PM excluído da corporação por suposta fraude em Pix será reintegrado
Para magistrado, além de extrato bancário ter comprovado o estorno do Pix, a negativa de perícia técnica em PAD configurou cerceamento de defesa.
Da Redação
segunda-feira, 6 de julho de 2026
Atualizado às 12:23
A 5ª vara da Fazenda Pública de Goiânia/GO anulou processo administrativo disciplinar que resultou na exclusão de cabo da PM/GO suspeito de enviar comprovante falso de Pix a outro militar e determinou sua reintegração definitiva à corporação.
Ao decidir, o juiz de Direito Everton Pereira Santos entendeu que houve vícios na motivação do ato administrativo, cerceamento de defesa e desproporcionalidade na aplicação da penalidade.
O caso
O caso teve origem em uma negociação particular entre dois cabos da PM/GO envolvendo a venda de uma placa de vídeo RTX 3080 pelo valor de R$ 5 mil. O vendedor alegou que o comprador simulou o pagamento de parte da dívida ao enviar, por WhatsApp, um comprovante de Pix de R$ 2,5 mil que seria falso. Segundo a acusação, a mensagem foi encaminhada utilizando o telefone funcional de uma viatura policial, durante o serviço.

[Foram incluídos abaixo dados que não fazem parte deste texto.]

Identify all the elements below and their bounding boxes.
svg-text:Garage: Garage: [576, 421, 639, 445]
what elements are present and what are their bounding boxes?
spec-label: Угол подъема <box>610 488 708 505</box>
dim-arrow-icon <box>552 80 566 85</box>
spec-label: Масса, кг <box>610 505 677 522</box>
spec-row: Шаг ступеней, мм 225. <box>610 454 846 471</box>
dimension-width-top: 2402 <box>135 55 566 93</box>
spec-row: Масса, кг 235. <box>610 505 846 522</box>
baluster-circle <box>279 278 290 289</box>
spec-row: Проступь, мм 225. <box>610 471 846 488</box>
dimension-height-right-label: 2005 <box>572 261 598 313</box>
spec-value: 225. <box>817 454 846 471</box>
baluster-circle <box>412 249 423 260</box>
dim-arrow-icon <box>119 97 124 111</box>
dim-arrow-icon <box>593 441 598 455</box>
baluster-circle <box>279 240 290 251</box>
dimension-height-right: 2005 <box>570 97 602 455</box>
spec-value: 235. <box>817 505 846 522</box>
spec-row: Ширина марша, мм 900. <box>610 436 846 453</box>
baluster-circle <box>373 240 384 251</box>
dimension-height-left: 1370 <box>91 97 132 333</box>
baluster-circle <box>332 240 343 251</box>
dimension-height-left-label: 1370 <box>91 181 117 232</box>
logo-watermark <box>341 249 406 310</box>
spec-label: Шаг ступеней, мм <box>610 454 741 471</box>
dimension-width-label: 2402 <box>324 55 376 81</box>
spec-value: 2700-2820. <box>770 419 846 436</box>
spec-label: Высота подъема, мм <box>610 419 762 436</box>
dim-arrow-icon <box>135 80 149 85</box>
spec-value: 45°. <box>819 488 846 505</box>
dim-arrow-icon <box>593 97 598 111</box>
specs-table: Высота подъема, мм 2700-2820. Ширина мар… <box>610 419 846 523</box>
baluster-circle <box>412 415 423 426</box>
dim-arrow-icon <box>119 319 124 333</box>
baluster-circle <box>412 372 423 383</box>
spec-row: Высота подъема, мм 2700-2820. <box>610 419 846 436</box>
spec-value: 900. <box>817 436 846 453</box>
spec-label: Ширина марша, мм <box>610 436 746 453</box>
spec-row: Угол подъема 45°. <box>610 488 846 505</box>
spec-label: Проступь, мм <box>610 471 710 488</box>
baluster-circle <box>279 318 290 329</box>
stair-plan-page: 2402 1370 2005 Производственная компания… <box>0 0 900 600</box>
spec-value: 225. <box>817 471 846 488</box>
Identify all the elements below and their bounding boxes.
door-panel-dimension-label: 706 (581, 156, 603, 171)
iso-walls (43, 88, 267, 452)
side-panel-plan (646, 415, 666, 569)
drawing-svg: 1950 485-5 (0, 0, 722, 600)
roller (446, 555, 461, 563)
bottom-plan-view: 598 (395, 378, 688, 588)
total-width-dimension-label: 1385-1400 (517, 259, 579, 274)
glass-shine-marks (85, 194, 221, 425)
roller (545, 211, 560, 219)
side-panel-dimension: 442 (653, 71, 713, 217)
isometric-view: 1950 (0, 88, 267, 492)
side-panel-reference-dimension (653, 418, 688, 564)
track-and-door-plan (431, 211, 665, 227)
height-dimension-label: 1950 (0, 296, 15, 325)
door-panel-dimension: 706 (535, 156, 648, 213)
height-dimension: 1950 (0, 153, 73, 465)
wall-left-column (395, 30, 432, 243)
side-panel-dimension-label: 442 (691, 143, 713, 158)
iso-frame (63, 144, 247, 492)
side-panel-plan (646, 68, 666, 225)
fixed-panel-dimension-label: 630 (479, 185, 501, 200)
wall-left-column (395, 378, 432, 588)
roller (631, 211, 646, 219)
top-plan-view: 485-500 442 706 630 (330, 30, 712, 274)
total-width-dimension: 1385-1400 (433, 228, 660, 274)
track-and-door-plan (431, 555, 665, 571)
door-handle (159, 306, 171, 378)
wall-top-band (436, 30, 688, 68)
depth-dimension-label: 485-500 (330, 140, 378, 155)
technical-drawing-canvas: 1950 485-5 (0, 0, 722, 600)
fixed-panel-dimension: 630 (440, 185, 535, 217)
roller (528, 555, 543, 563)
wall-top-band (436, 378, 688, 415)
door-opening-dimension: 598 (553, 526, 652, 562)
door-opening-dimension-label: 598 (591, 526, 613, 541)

A denúncia deu início a uma sindicância, posteriormente convertida em processo administrativo disciplinar e, por fim, em um PAD Especial, que culminou na exclusão do militar a bem da ética e da disciplina.
A decisão administrativa concluiu que o policial havia cometido fraude, utilizando documento falso para induzir o colega em erro, além de considerar o uso do telefone institucional para tratar de interesse particular como circunstância agravante.
Na ação, o cabo sustentou que a negociação tinha natureza exclusivamente privada e que jamais falsificou comprovante bancário. Alegou que a transferência via Pix foi efetivamente realizada e posteriormente estornada pelo próprio sistema bancário, conforme extrato bancário que juntou aos autos.
Também afirmou que a Administração recusou a produção de perícia técnica sobre o comprovante e o extrato bancário, embora essa diligência tenha sido considerada necessária pelos próprios integrantes do Conselho de Ética responsável pelo caso.
O militar ainda argumentou que, ao longo do PAD, foram incluídas acusações que não constavam da imputação original, como supostos problemas relacionados ao pagamento de aluguel, furto de energia elétrica e alegações de golpes praticados contra comerciantes, fatos que, segundo a defesa, jamais foram objeto de contraditório específico.
Ausência de prova técnica
Ao analisar o caso, o magistrado destacou que a principal premissa utilizada pela Administração para justificar a exclusão, a existência de um "Pix falso", não foi confirmada pelas provas produzidas.
Segundo observou, a defesa apresentou extrato bancário demonstrando que a transferência de R$ 2,5 mil foi efetivamente realizada e posteriormente estornada pelo sistema bancário.
Apesar disso, a Administração não submeteu o documento à perícia, tampouco solicitou informações oficiais ao banco para verificar sua autenticidade.
Conforme ressaltou, a acusação acabou fundamentada, essencialmente, em depoimento do policial que participou da negociação, sem produção de provas técnicas.
Cerceamento de defesa
Outro ponto considerado determinante foi o indeferimento da perícia técnica requerida pela defesa. A sentença ressaltou que os próprios integrantes do Conselho de Ética reconheceram a necessidade da prova pericial para esclarecer os fatos, recomendação posteriormente rejeitada pela Corregedoria.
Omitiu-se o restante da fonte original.